Each participant will have a baseline visit and a follow up visit after 10 days of the
intervention (consumption of prebiotic dietary bar). At each visit, participants will
complete questionnaires regarding adverse events including a questionnaire that rates bowel
movement, stool consistency, discomfort, flatulence, abdominal pain, and bloating on a scale
from 1 (best) to 10 (worst). Participants will also complete a Perceived Stress Questionnaire
(Appendix D) and GI Symptom and Severity Checklist (Appendix A). Participants will be asked
to fill out a diet record (24ASA diet questionnaire) (Appendix E) during the last 3 days on
the intervention. Participant will also are asked to self-collect stool at home before
consuming (eating) the first probiotic bar in the study and during the last day of the study
at home. Supplies for stool collection (2 stool collection kit) and instructions for specimen
handling and for completing these tasks will be given at Visit 1 and refreshed before visit
2. At visit 1 participants will be provided with 2 stool collection kits. First stool will be
collected at home about 1 day and participants are asked to mail the stool in a pre-paid Fed
Ex right after collecting the stool. The second stool collection will be on the last day that
participants consume the probiotic bars prior to coming to for study visit 2 when the
participants bring the stool to the study visit. The kit includes supplies to preserve the
sample with gas packs and collection bag so the sample can be brought with the participant to
the visits within 24 hours. The self-collected stool samples will be saved by the study team
and frozen for future use. Participants will be asked to complete several dietary
questionnaires including a Mediterranean diet screener (Appendix F), food timing screener
(Appendix B) and food frequency questionnaire (Appendix C). Before Visit 2, each participant
will collect the stool and complete the 3-day food record; these will be returned at Visit 2.
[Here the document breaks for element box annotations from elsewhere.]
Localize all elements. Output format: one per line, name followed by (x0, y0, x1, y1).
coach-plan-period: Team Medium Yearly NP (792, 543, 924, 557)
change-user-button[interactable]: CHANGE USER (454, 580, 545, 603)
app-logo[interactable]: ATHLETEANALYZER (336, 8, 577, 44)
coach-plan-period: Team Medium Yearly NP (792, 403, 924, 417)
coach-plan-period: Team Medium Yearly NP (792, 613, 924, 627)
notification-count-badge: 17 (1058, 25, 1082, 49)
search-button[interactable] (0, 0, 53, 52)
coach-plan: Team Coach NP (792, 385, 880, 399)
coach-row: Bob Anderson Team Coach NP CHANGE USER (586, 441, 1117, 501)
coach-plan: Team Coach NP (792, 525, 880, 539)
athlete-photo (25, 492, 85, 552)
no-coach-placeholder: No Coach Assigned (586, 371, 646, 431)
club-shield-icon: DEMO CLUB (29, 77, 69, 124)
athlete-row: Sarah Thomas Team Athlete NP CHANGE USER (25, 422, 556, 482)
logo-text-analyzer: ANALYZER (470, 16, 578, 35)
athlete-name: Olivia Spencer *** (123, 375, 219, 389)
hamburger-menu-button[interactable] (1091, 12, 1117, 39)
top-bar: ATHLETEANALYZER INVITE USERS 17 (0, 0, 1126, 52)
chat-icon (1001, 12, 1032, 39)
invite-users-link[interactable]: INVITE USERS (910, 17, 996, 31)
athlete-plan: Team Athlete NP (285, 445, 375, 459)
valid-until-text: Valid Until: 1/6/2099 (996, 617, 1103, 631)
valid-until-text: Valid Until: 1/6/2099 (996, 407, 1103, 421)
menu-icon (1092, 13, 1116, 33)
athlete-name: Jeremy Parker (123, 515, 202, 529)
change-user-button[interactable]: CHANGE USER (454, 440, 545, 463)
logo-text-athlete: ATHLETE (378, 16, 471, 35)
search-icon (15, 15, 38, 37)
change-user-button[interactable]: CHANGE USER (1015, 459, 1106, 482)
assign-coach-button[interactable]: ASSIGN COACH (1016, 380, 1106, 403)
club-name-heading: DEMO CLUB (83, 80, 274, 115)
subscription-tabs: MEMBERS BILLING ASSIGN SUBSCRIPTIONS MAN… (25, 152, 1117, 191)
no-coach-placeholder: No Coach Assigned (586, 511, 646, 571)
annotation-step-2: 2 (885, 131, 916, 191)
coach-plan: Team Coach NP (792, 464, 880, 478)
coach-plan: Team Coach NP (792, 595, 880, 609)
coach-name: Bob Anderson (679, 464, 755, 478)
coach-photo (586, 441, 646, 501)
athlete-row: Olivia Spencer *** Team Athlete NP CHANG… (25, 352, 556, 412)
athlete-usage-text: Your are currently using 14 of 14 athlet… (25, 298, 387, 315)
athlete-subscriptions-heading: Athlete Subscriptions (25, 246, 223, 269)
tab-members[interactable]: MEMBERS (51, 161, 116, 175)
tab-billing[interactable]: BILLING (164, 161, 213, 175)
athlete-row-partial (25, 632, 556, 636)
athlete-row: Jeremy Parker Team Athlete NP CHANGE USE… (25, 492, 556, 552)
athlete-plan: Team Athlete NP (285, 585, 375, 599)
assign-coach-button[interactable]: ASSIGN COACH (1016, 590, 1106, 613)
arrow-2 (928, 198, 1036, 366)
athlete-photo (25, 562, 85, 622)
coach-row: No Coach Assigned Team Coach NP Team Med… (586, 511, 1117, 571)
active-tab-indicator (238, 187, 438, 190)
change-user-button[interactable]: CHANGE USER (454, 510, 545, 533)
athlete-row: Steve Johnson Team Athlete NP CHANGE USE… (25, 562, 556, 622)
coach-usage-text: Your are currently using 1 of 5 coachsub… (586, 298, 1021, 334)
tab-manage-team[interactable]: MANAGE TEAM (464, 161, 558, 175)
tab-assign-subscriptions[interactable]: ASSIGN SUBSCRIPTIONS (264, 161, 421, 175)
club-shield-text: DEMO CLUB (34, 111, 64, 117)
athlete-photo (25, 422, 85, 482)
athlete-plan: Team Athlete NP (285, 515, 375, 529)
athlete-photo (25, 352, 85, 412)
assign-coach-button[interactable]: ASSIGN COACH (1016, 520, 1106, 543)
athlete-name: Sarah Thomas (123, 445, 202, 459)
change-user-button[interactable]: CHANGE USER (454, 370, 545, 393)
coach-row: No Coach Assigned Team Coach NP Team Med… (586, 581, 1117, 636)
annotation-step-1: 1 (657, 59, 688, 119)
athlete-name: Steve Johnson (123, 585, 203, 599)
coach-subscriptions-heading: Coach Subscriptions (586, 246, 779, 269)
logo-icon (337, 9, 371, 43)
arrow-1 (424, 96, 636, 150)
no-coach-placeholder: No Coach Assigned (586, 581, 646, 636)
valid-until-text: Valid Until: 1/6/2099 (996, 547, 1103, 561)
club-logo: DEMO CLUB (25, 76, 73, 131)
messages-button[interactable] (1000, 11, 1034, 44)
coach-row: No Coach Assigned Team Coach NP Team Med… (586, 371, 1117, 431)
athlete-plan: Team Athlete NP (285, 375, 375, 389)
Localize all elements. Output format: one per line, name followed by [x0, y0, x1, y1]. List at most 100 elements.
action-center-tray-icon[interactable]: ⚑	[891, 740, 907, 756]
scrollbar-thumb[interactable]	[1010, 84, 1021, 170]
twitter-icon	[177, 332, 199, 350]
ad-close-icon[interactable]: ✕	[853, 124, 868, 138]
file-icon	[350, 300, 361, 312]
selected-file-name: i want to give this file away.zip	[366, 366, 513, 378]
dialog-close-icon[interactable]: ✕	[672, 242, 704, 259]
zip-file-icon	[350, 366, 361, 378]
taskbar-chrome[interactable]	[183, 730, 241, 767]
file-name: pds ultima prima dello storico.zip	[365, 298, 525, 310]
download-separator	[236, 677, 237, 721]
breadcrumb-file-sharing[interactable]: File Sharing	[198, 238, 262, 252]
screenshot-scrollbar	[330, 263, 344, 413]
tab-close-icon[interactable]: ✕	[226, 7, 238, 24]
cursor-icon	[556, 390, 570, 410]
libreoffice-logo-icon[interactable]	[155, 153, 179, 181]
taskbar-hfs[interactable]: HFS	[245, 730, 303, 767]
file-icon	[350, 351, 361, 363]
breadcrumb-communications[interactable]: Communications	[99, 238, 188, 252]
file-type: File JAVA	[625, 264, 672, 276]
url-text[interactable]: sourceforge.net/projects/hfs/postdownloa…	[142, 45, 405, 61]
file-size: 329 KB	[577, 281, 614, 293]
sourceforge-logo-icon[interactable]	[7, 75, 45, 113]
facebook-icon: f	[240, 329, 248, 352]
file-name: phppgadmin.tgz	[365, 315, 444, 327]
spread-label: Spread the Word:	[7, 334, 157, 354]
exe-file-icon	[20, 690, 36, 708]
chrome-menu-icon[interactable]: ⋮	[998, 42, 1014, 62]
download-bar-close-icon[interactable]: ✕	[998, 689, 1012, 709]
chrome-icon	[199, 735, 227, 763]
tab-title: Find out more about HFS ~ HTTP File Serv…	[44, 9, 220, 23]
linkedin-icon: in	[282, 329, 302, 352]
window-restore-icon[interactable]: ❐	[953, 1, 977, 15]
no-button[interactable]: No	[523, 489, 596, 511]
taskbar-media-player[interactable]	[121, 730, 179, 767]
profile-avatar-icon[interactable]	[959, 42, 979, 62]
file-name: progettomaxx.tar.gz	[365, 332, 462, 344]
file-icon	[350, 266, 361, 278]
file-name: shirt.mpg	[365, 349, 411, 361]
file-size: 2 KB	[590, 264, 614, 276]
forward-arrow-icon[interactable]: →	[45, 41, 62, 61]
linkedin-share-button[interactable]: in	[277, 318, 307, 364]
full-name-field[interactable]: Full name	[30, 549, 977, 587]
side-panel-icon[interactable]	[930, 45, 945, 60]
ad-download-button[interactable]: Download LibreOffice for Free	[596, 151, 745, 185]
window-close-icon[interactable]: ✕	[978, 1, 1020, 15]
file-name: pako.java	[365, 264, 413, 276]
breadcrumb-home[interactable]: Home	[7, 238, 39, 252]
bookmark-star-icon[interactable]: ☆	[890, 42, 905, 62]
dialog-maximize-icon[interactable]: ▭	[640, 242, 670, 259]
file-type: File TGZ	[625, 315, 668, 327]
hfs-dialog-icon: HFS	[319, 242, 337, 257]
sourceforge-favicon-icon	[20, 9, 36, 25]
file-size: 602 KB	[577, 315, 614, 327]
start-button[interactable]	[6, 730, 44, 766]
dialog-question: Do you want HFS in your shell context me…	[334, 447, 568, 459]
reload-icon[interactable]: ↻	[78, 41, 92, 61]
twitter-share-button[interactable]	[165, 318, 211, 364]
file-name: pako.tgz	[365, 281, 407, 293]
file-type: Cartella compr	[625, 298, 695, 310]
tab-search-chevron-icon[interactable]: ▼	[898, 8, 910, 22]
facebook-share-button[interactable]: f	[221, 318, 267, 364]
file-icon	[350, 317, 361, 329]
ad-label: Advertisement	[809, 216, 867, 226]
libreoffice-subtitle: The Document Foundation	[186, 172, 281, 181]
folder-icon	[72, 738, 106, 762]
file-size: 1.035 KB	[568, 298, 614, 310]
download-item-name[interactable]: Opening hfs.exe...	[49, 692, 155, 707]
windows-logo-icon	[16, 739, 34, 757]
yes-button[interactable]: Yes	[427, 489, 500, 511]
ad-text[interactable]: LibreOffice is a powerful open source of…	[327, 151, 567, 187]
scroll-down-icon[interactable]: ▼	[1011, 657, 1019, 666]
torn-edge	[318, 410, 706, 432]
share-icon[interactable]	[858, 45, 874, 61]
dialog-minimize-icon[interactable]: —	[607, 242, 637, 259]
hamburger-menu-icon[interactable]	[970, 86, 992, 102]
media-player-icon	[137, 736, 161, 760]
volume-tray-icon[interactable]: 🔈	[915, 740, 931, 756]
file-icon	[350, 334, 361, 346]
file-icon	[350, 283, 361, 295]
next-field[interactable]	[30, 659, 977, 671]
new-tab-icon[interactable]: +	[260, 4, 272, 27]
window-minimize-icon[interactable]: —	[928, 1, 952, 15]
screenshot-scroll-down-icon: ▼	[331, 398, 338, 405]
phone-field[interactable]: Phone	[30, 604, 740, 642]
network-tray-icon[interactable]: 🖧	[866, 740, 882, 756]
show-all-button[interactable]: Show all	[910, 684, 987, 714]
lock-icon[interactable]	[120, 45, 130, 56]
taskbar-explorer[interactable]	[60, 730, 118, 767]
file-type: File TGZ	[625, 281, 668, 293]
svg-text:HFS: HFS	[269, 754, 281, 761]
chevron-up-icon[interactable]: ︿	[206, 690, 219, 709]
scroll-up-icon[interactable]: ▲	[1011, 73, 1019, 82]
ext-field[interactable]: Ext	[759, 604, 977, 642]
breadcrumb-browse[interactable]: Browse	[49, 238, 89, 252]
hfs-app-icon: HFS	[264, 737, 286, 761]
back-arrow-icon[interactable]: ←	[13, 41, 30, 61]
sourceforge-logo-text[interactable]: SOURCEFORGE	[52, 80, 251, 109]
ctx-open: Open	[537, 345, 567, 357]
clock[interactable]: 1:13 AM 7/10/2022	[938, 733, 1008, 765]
At Visit 2, participants will complete a Perceived Stress Questionnaire (Appendix D) and GI
Symptom and Severity Checklist and associated instructions (Appendix A). Each participant
will also have blood draw (1 red top to collect serum and 1 EDTA tube to collect plasma) at
visit 1 (baseline) and at visit 2 (completion of the study) to check for serum short chain
fatty acids, lipopolysaccharides, interleukins and cytosine monophosphate(check for safety).
Participants will provide written informed consent (Visit 1) before any study procedures,
data or sample collection are performed.